LONG MEG OF WESTMINSTER
Mr. Cunningham, in his Handbook of London (2nd edition, p. 540.), has the following passage, under the head of "Westminster Abbey:"
"Observe.—Effigies in south cloister of several of the early abbots; large blue stone, uninscribed, (south cloister), marking the grave of Long Meg of Westminster, a noted virago of the reign of Henry VIII."
This amazon is often alluded to by our old writers. Her life was printed in 1582; and she was the heroine of a play noticed in Henslowe's Diary, under the date February 14, 1594. She also figured in a ballad entered on the Stationers' books in that year. In Holland's Leaguer, 1632, mention is made of a house kept by Long Meg in Southwark:—
"It was out of the citie, yet in the view of the citie, only divided by a delicate river: there was many handsome buildings, and many hearty neighbours, yet at the first foundation it was renowned for nothing so much as for the memory of that famous amazon Longa Margarita, who had there for many yeeres kept a famous infamous house of open hospitality."
According to Vaughan's Golden Grove, 1608,—
"Long Meg of Westminster kept alwaies twenty courtizans in her house, whom, by their pictures, she sold to all commers."

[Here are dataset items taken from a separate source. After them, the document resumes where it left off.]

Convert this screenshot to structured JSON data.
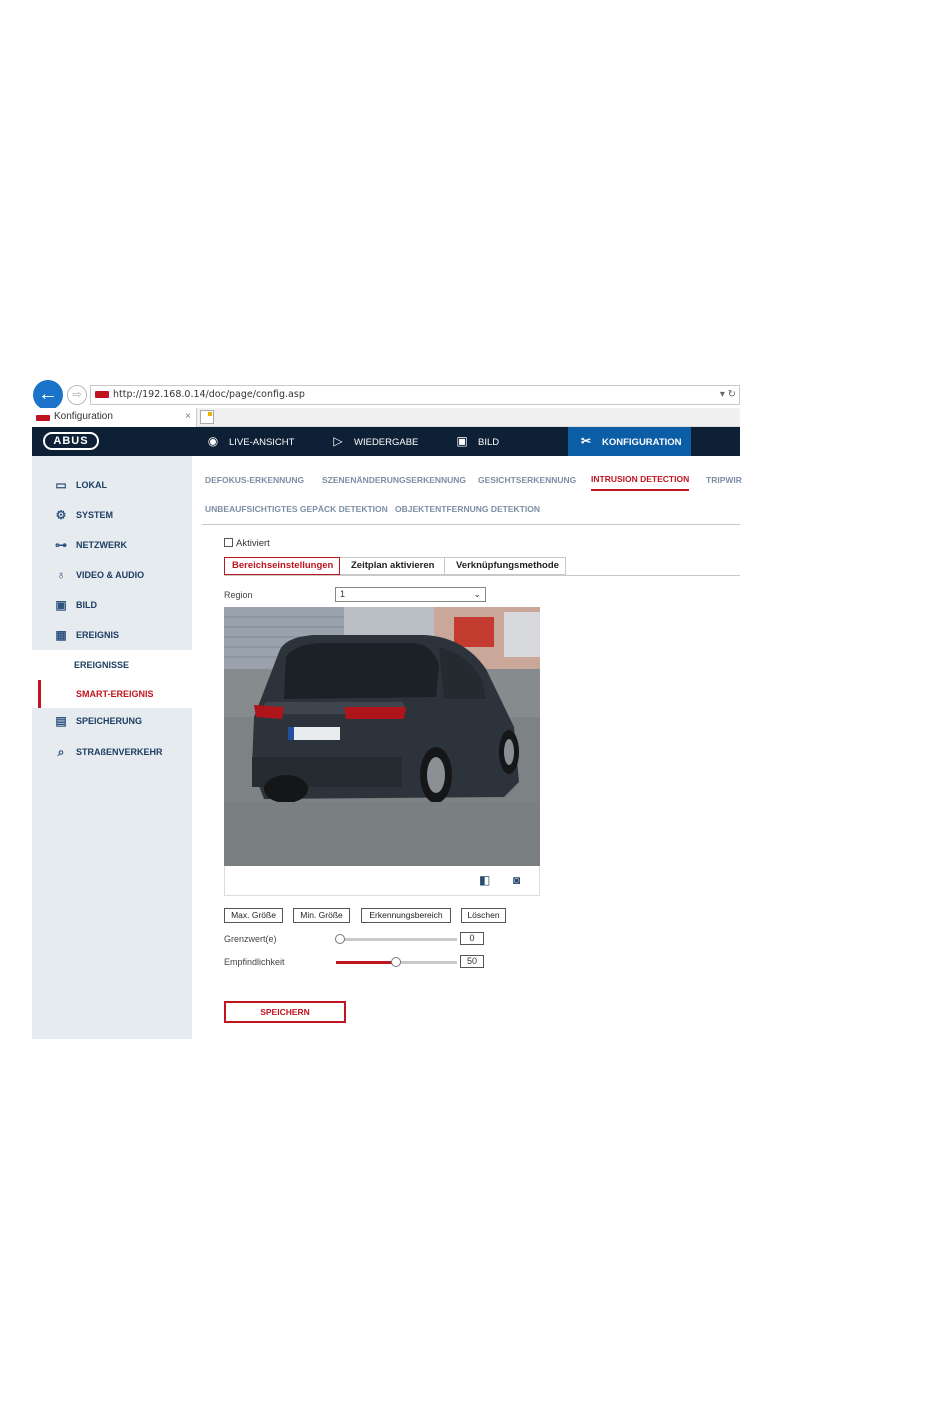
{
  "browser": {
    "url": "http://192.168.0.14/doc/page/config.asp",
    "tab_title": "Konfiguration",
    "tab_close": "×",
    "url_controls": "▾ ↻"
  },
  "header": {
    "logo": "ABUS",
    "nav": [
      {
        "label": "LIVE-ANSICHT",
        "icon": "eye-icon"
      },
      {
        "label": "WIEDERGABE",
        "icon": "play-icon"
      },
      {
        "label": "BILD",
        "icon": "image-icon"
      },
      {
        "label": "KONFIGURATION",
        "icon": "tools-icon",
        "active": true
      }
    ]
  },
  "sidebar": {
    "items": [
      {
        "label": "LOKAL",
        "icon": "monitor-icon"
      },
      {
        "label": "SYSTEM",
        "icon": "gear-icon"
      },
      {
        "label": "NETZWERK",
        "icon": "network-icon"
      },
      {
        "label": "VIDEO & AUDIO",
        "icon": "microphone-icon"
      },
      {
        "label": "BILD",
        "icon": "image-icon"
      },
      {
        "label": "EREIGNIS",
        "icon": "calendar-icon"
      },
      {
        "label": "EREIGNISSE",
        "sub": true
      },
      {
        "label": "SMART-EREIGNIS",
        "sub": true,
        "active": true
      },
      {
        "label": "SPEICHERUNG",
        "icon": "save-icon"
      },
      {
        "label": "STRAßENVERKEHR",
        "icon": "traffic-search-icon"
      }
    ]
  },
  "content": {
    "tabs_row1": [
      "DEFOKUS-ERKENNUNG",
      "SZENENÄNDERUNGSERKENNUNG",
      "GESICHTSERKENNUNG",
      "INTRUSION DETECTION",
      "TRIPWIR"
    ],
    "tabs_row2": [
      "UNBEAUFSICHTIGTES GEPÄCK DETEKTION",
      "OBJEKTENTFERNUNG DETEKTION"
    ],
    "active_tab": "INTRUSION DETECTION",
    "enabled_label": "Aktiviert",
    "enabled": false,
    "sub_tabs": [
      "Bereichseinstellungen",
      "Zeitplan aktivieren",
      "Verknüpfungsmethode"
    ],
    "region_label": "Region",
    "region_value": "1",
    "buttons": [
      "Max. Größe",
      "Min. Größe",
      "Erkennungsbereich",
      "Löschen"
    ],
    "threshold_label": "Grenzwert(e)",
    "threshold_value": "0",
    "sensitivity_label": "Empfindlichkeit",
    "sensitivity_value": "50",
    "save_label": "SPEICHERN"
  }
}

From these extracts the occupation of Long Meg may be readily guessed at. Is it then likely that such a detestable character would have been buried amongst "goodly friars" and "holy abbots" in the cloisters of our venerable abbey? I think not: but I leave considerable doubts as to whether Meg was a real personage.—Query. Is she not akin to Tom Thumb, Jack the Giant-killer, Doctor Rat, and a host of others of the same type?
The stone in question is, I know, on account of its great size, jokingly called "Long Meg, of Westminster" by the vulgar; but no one, surely, before Mr. Cunningham, ever seriously supposed it to be her burying-place. Henry Keefe, in his Monumenta Westmonasteriensa, 1682, gives the following account of this monument:—
"That large and stately plain black marble stone (which is vulgarly known by the name of Long Meg of Westminster) on the north side of Laurentius the abbot, was placed there for Gervasius de Blois, another abbot of this monastery, who was base son to King Stephen, and by him placed as a monk here, and afterwards made abbot, who died anno 1160, and was buried under this stone, having this distich formerly thereon:
"De regnum genere pater hic Gervasius ecce
Monstrat defunctus, mors rapit omne genus."
Felix Summerly, in his Handbook for Westminster Abbey, p. 29., noticing the cloisters and the effigies of the abbots, says,—
"Towards this end there lies a large slab of blue marble, which is called 'Long Meg' of Westminster. Though it is inscribed to Gervasius de Blois, abbot, 1160 natural son of King Stephen, he is said to have been buried under a small stone, and tradition assigns 'Long Meg' as the gravestone of twenty-six monks, who were carried off by the plague in 1349, and buried together in one grave."
The tradition here recorded may be correct. At any rate, it carries with it more plausibility than that recorded by Mr. Cunningham.
EDWARD F. RIMIBAULT.
[Some additional and curious allusions to this probably mythic virago are recorded in Mr. Halliwell's Descriptive Notices of Popular English Histories, printed for the Percy Society.]